Quantum computing: What is it?

In the 1980s and 1990s, science fiction movies were obsessed with super computers and the way they would change the world. These days, super computers are relatively common, so instead we hear about “quantum computers”.

Back in 2015, IBM announced that they had managed to turn theory into reality as they unveiled their first working quantum computer. For IT geeks the news was very exciting – but what does it mean for home computer users?

What is a quantum computer?

Before trying to explain quantum computers, it helps to understand how a traditional computer – like your PC or Mac – handles information. Known as “classical” computers, these devices use long strings of “bits” to represent data. A bit can have one of two values: 0 or 1.

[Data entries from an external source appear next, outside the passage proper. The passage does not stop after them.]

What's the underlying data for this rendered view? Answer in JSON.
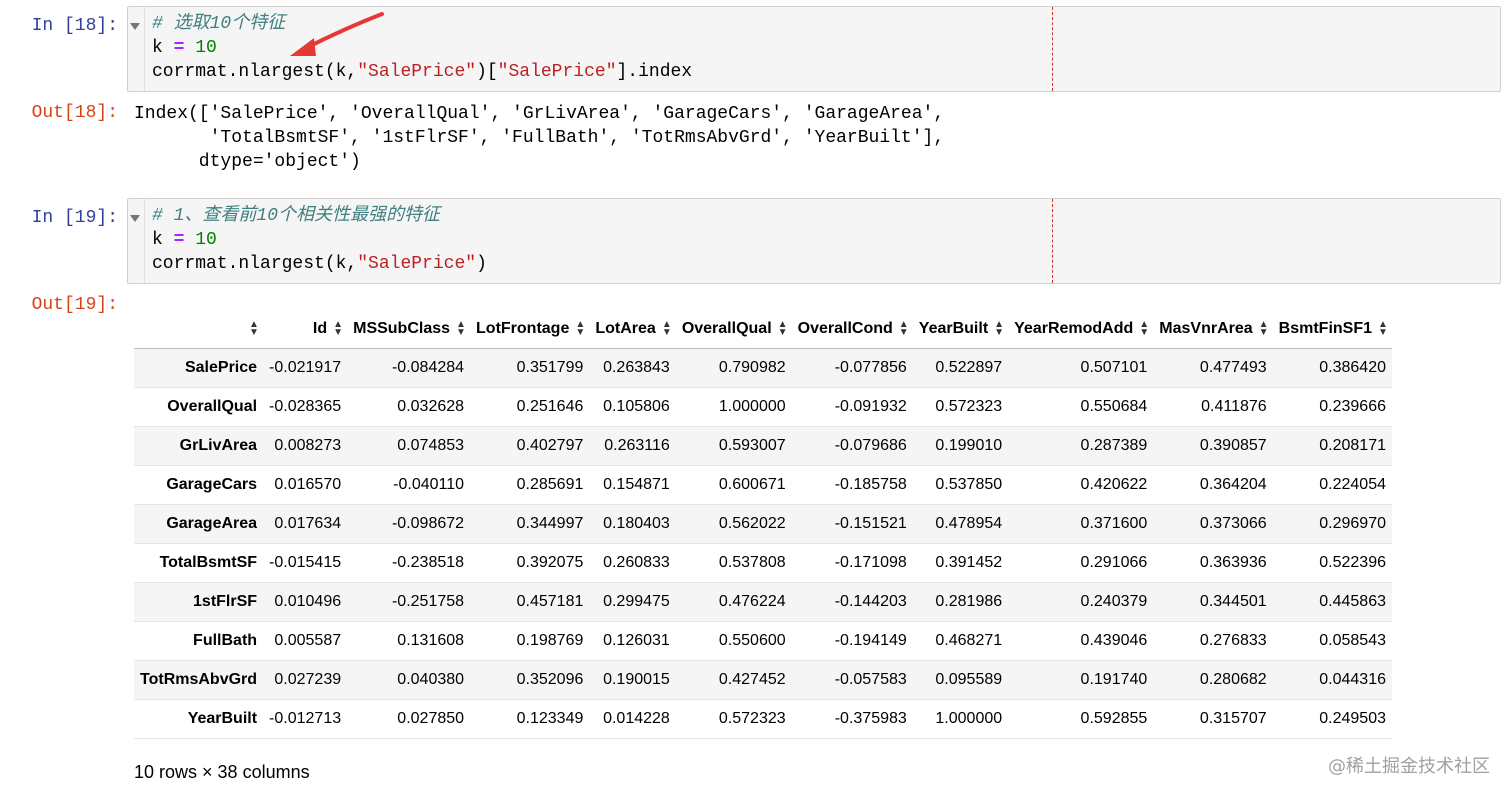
{
  "cells": [
    {
      "in_prompt": "In [18]:",
      "code_lines": {
        "line1_comment": "# 选取10个特征",
        "line2_var": "k",
        "line2_op": "=",
        "line2_num": "10",
        "line3_pre": "corrmat.nlargest(k,",
        "line3_str1": "\"SalePrice\"",
        "line3_mid": ")[",
        "line3_str2": "\"SalePrice\"",
        "line3_post": "].index"
      },
      "out_prompt": "Out[18]:",
      "output_text": "Index(['SalePrice', 'OverallQual', 'GrLivArea', 'GarageCars', 'GarageArea',\n       'TotalBsmtSF', '1stFlrSF', 'FullBath', 'TotRmsAbvGrd', 'YearBuilt'],\n      dtype='object')"
    },
    {
      "in_prompt": "In [19]:",
      "code_lines": {
        "line1_comment": "# 1、查看前10个相关性最强的特征",
        "line2_var": "k",
        "line2_op": "=",
        "line2_num": "10",
        "line3_pre": "corrmat.nlargest(k,",
        "line3_str1": "\"SalePrice\"",
        "line3_post": ")"
      },
      "out_prompt": "Out[19]:"
    }
  ],
  "dataframe": {
    "columns": [
      "Id",
      "MSSubClass",
      "LotFrontage",
      "LotArea",
      "OverallQual",
      "OverallCond",
      "YearBuilt",
      "YearRemodAdd",
      "MasVnrArea",
      "BsmtFinSF1"
    ],
    "rows": [
      {
        "index": "SalePrice",
        "values": [
          "-0.021917",
          "-0.084284",
          "0.351799",
          "0.263843",
          "0.790982",
          "-0.077856",
          "0.522897",
          "0.507101",
          "0.477493",
          "0.386420"
        ]
      },
      {
        "index": "OverallQual",
        "values": [
          "-0.028365",
          "0.032628",
          "0.251646",
          "0.105806",
          "1.000000",
          "-0.091932",
          "0.572323",
          "0.550684",
          "0.411876",
          "0.239666"
        ]
      },
      {
        "index": "GrLivArea",
        "values": [
          "0.008273",
          "0.074853",
          "0.402797",
          "0.263116",
          "0.593007",
          "-0.079686",
          "0.199010",
          "0.287389",
          "0.390857",
          "0.208171"
        ]
      },
      {
        "index": "GarageCars",
        "values": [
          "0.016570",
          "-0.040110",
          "0.285691",
          "0.154871",
          "0.600671",
          "-0.185758",
          "0.537850",
          "0.420622",
          "0.364204",
          "0.224054"
        ]
      },
      {
        "index": "GarageArea",
        "values": [
          "0.017634",
          "-0.098672",
          "0.344997",
          "0.180403",
          "0.562022",
          "-0.151521",
          "0.478954",
          "0.371600",
          "0.373066",
          "0.296970"
        ]
      },
      {
        "index": "TotalBsmtSF",
        "values": [
          "-0.015415",
          "-0.238518",
          "0.392075",
          "0.260833",
          "0.537808",
          "-0.171098",
          "0.391452",
          "0.291066",
          "0.363936",
          "0.522396"
        ]
      },
      {
        "index": "1stFlrSF",
        "values": [
          "0.010496",
          "-0.251758",
          "0.457181",
          "0.299475",
          "0.476224",
          "-0.144203",
          "0.281986",
          "0.240379",
          "0.344501",
          "0.445863"
        ]
      },
      {
        "index": "FullBath",
        "values": [
          "0.005587",
          "0.131608",
          "0.198769",
          "0.126031",
          "0.550600",
          "-0.194149",
          "0.468271",
          "0.439046",
          "0.276833",
          "0.058543"
        ]
      },
      {
        "index": "TotRmsAbvGrd",
        "values": [
          "0.027239",
          "0.040380",
          "0.352096",
          "0.190015",
          "0.427452",
          "-0.057583",
          "0.095589",
          "0.191740",
          "0.280682",
          "0.044316"
        ]
      },
      {
        "index": "YearBuilt",
        "values": [
          "-0.012713",
          "0.027850",
          "0.123349",
          "0.014228",
          "0.572323",
          "-0.375983",
          "1.000000",
          "0.592855",
          "0.315707",
          "0.249503"
        ]
      }
    ],
    "shape_text": "10 rows × 38 columns"
  },
  "watermark": "@稀土掘金技术社区",
  "colors": {
    "in_prompt": "#303f9f",
    "out_prompt": "#d84315",
    "arrow": "#e53935",
    "ruler": "#d32f2f"
  },
  "icons": [
    "sort-icon",
    "collapse-triangle-icon",
    "red-arrow-annotation"
  ]
}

Everything on your computer – documents, pictures, emails and videos – are made up of very long strings of 1s and 0s. On a traditional computer hard drive, the bits are made by altering the polarity of tiny magnetic particles on the disk.

A quantum computer is very different. Instead of using bits, they use “qubits”. Qubits are stored by altering the behaviour of tiny particles like electrons or photons. More importantly, qubits are capable of representing more than just a 1 or a 0 – instead they can store 0, 1 or a “superposition” of many different numbers at once.

Using qubits, it becomes possible to carry out a “arbitrary reversible classical computation” on all those numbers simultaneously; a classical computer can only complete one calculation at a time. As a result, quantum computers are (in theory) much faster at completing complex calculations than even the fastest super computer.

If that sounds complicated, that’s because it is. Explaining a quantum computer is extremely difficult because they rely on advanced physics to carry out complex calculations. Even quantum physicists struggle to properly explain how quantum computers work.

Why do quantum computers matter?

The amount of data being created every day is phenomenal – and current computers will not be able to keep pace for much longer. Modern super computers are still too slow to perform some of the most important scientific tasks like testing the effects of new medicines at the molecular level.

With the ability to perform very complicated calculations more quickly, or to even model those drugs at the molecular level, quantum computers provide a much needed performance boost. Most data scientists agree that quantum computers are our best chance to deal with the challenges of the 21st Century.

Will you ever own a quantum computer?

Because of their complexity, quantum computers are extremely expensive. If the technology proves to be valuable, we should see that cost fall as more computer manufacturers get on board.

The reality is that the average home user won’t need the power provided by quantum computing. Or be able to afford the electricity bill for running a device that manipulates photons and electrons to store and manipulate data!